While the quote itself would have been a headline-grabber in and of itself, it echoed even louder coming on the same day that SIX Group, the owner and operator of Switzerland’s stock exchange announced its plans to build the SIX Digital Exchange (SDX) – a DLT-based end-to-end infrastructure for the issuance, trading and storage of digital assets, including tokenised securities.

Numerous commentators, many on Twitter, did not miss the irony of the two events happening simultaneously – nor did they miss the chance to deride the move by SIX as purely marketing.

Not so serious

However, the second day of the Tech Crunch gathering, which featured an Ethereum meetup hosted by the Ethereum Foundation, provided additional perspective on the centralised vs decentralised exchanges discussion.

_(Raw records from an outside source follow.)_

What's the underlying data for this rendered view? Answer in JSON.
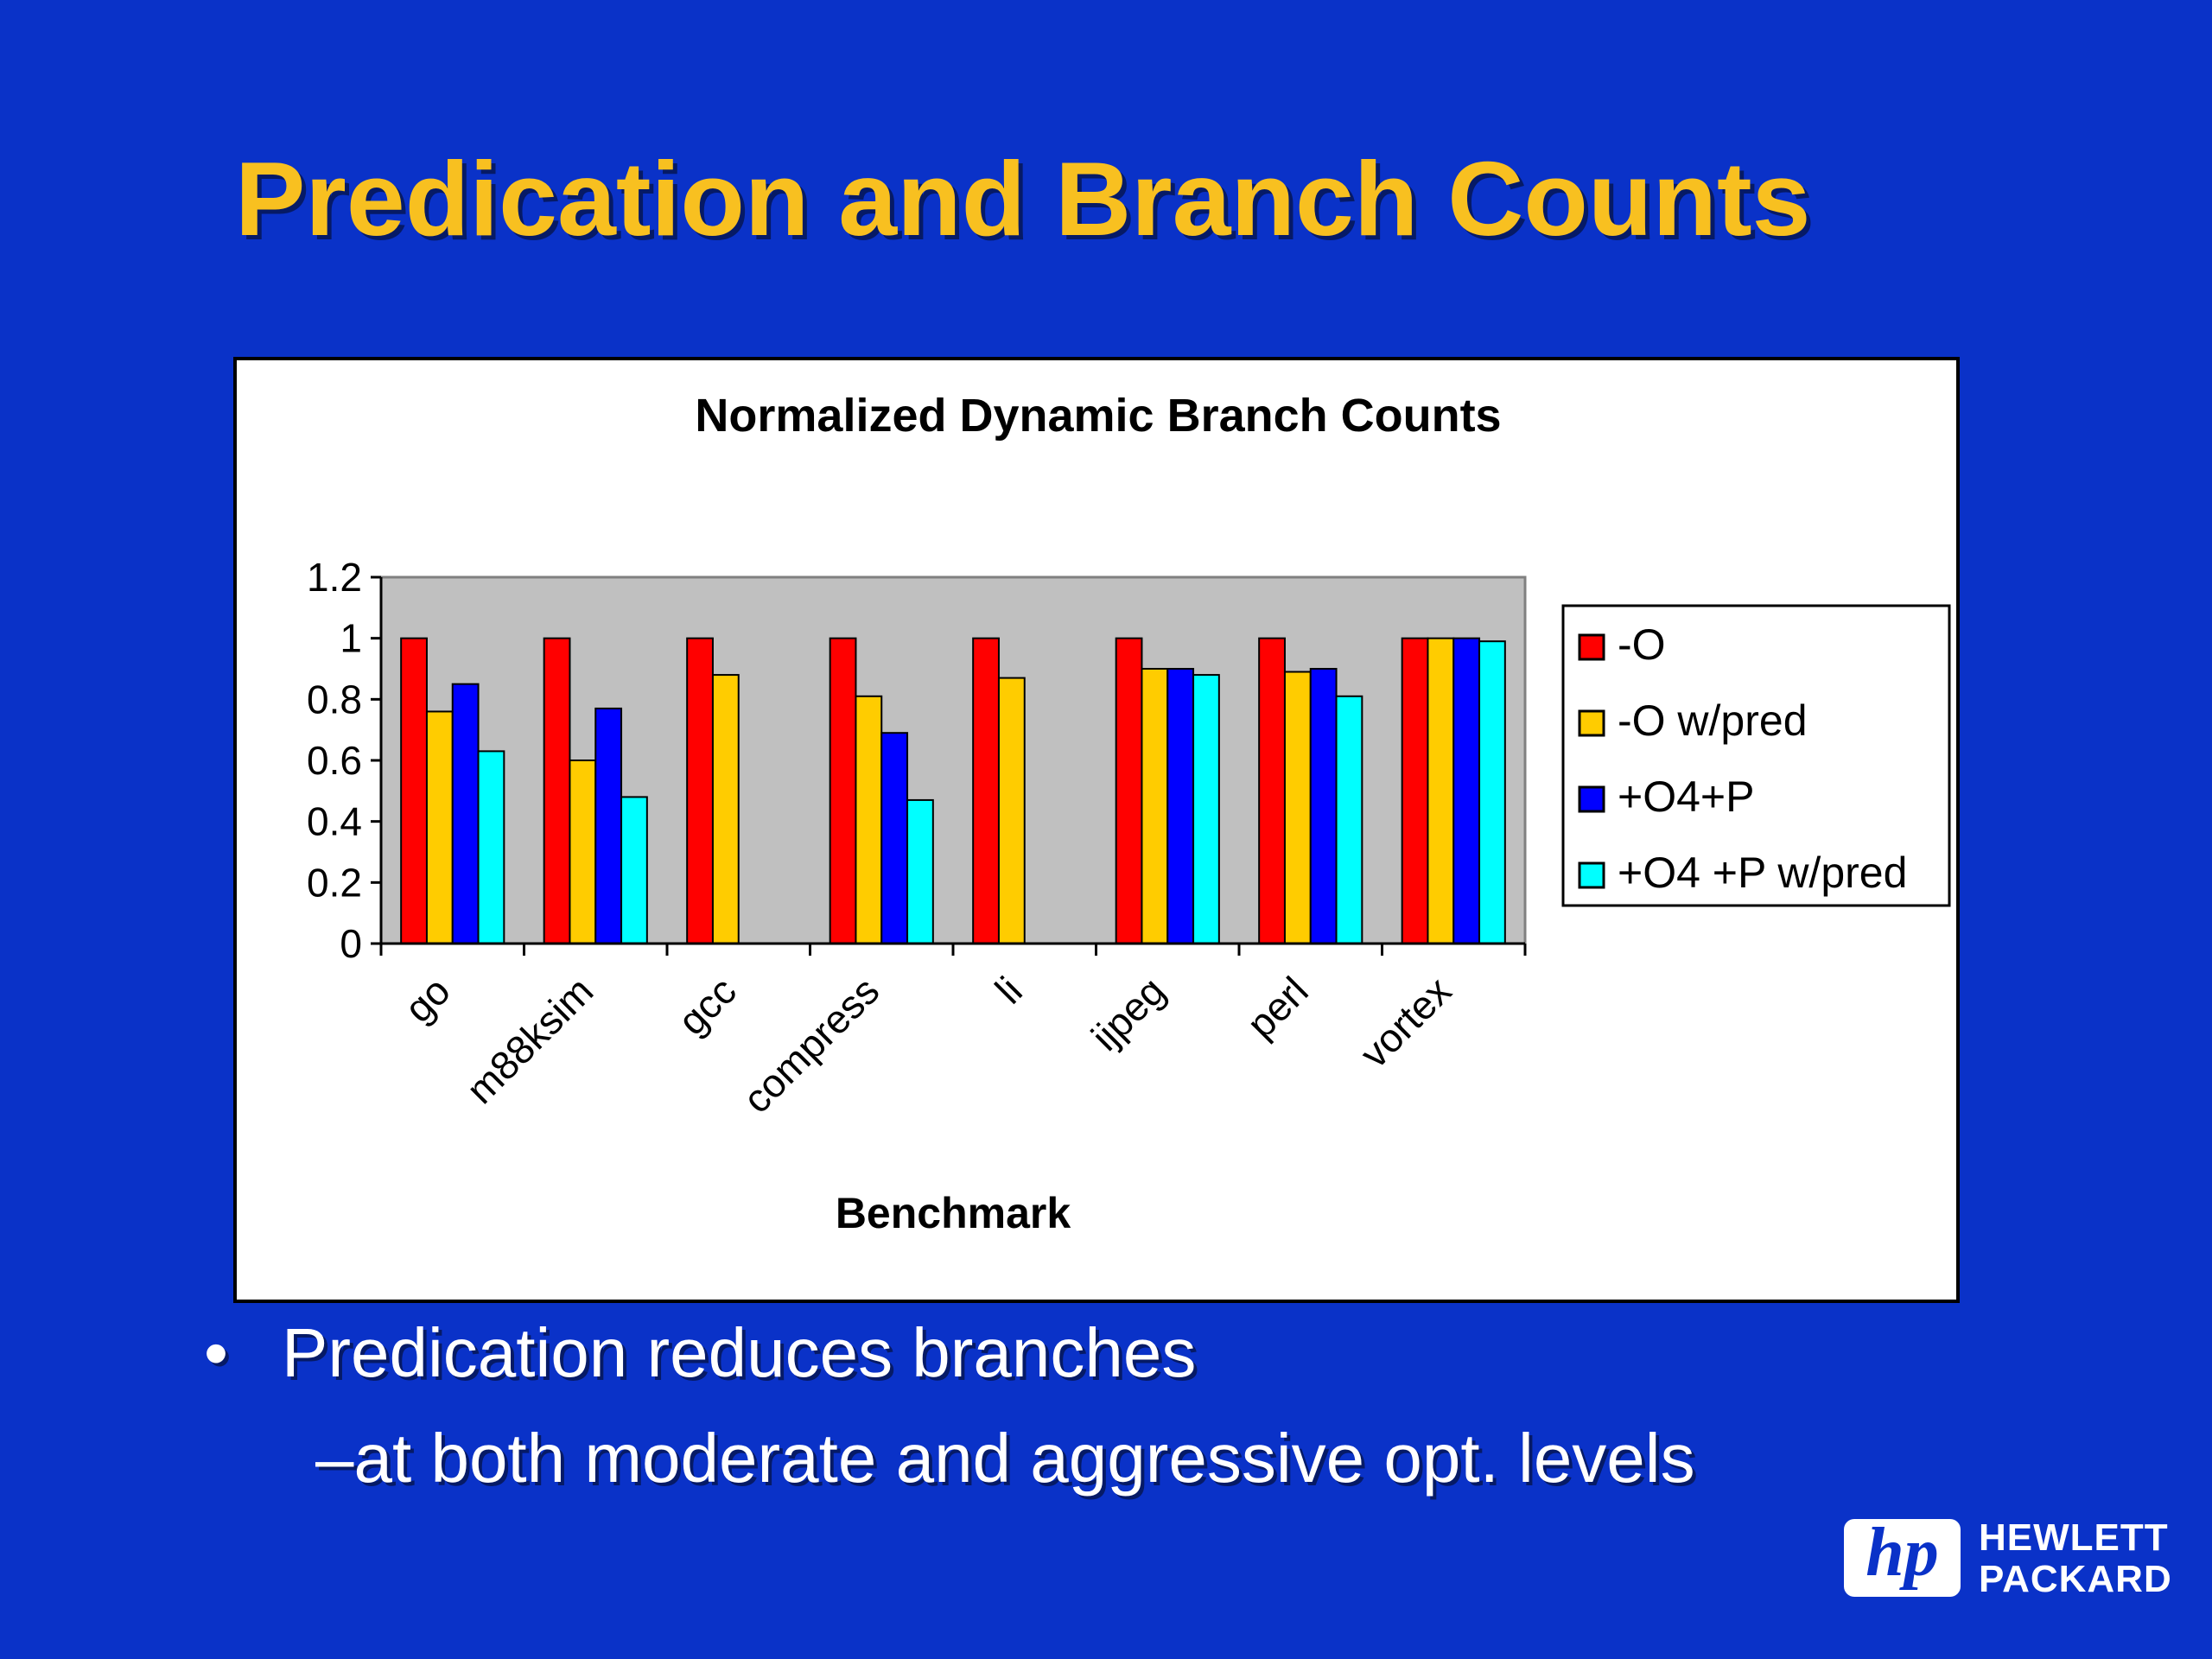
{
  "slide": {
    "title": "Predication and Branch Counts",
    "bullets": [
      {
        "marker": "•",
        "text": "Predication reduces branches"
      },
      {
        "marker": "–",
        "text": "at both moderate and aggressive opt. levels"
      }
    ],
    "logo": {
      "mark": "hp",
      "line1": "HEWLETT",
      "line2": "PACKARD"
    }
  },
  "chart_data": {
    "type": "bar",
    "title": "Normalized Dynamic Branch Counts",
    "xlabel": "Benchmark",
    "ylabel": "",
    "ylim": [
      0,
      1.2
    ],
    "yticks": [
      "0",
      "0.2",
      "0.4",
      "0.6",
      "0.8",
      "1",
      "1.2"
    ],
    "categories": [
      "go",
      "m88ksim",
      "gcc",
      "compress",
      "li",
      "ijpeg",
      "perl",
      "vortex"
    ],
    "series": [
      {
        "name": "-O",
        "color": "#ff0000",
        "values": [
          1.0,
          1.0,
          1.0,
          1.0,
          1.0,
          1.0,
          1.0,
          1.0
        ]
      },
      {
        "name": "-O w/pred",
        "color": "#ffcc00",
        "values": [
          0.76,
          0.6,
          0.88,
          0.81,
          0.87,
          0.9,
          0.89,
          1.0
        ]
      },
      {
        "name": "+O4+P",
        "color": "#0000ff",
        "values": [
          0.85,
          0.77,
          null,
          0.69,
          null,
          0.9,
          0.9,
          1.0
        ]
      },
      {
        "name": "+O4 +P w/pred",
        "color": "#00ffff",
        "values": [
          0.63,
          0.48,
          null,
          0.47,
          null,
          0.88,
          0.81,
          0.99
        ]
      }
    ],
    "plot_background": "#c0c0c0",
    "legend_position": "right",
    "grid": false
  }
}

In a panel discussion that included Coinbase CTO Balaji Srinivasan and Vitalik, the question was raised “How can centralised and decentralised exchanges work together?” In response, Vitalik admitted that the bridge from fiat to crypto remains a strong area in which centralised exchanges such as Coinbase have a role to play.

A complex future

Although the subject of centralised digital asset exchanges for tokenised securities did not come up, the point can be made that a future which includes tokenised securities and all manner of financial instruments bound to the blockchain will not happen overnight.

It is reasonable, therefore, to see projects such as the SDX as inherently important to the transition to a tokenised future, given that the weight of market incumbents will be necessary to maintain an even keel and encourage adoption.

Will decentralised exchanges ultimately snuff out their centralised counterparts? It is too early to say – and the future may very well end up being a patchwork mixture of both.

Popular sentiment will be strong to support Vitalik’s wish – and to push out those who exploit centralisation for obscene gains.

And it may just be enough to take us all to a decentralised heaven.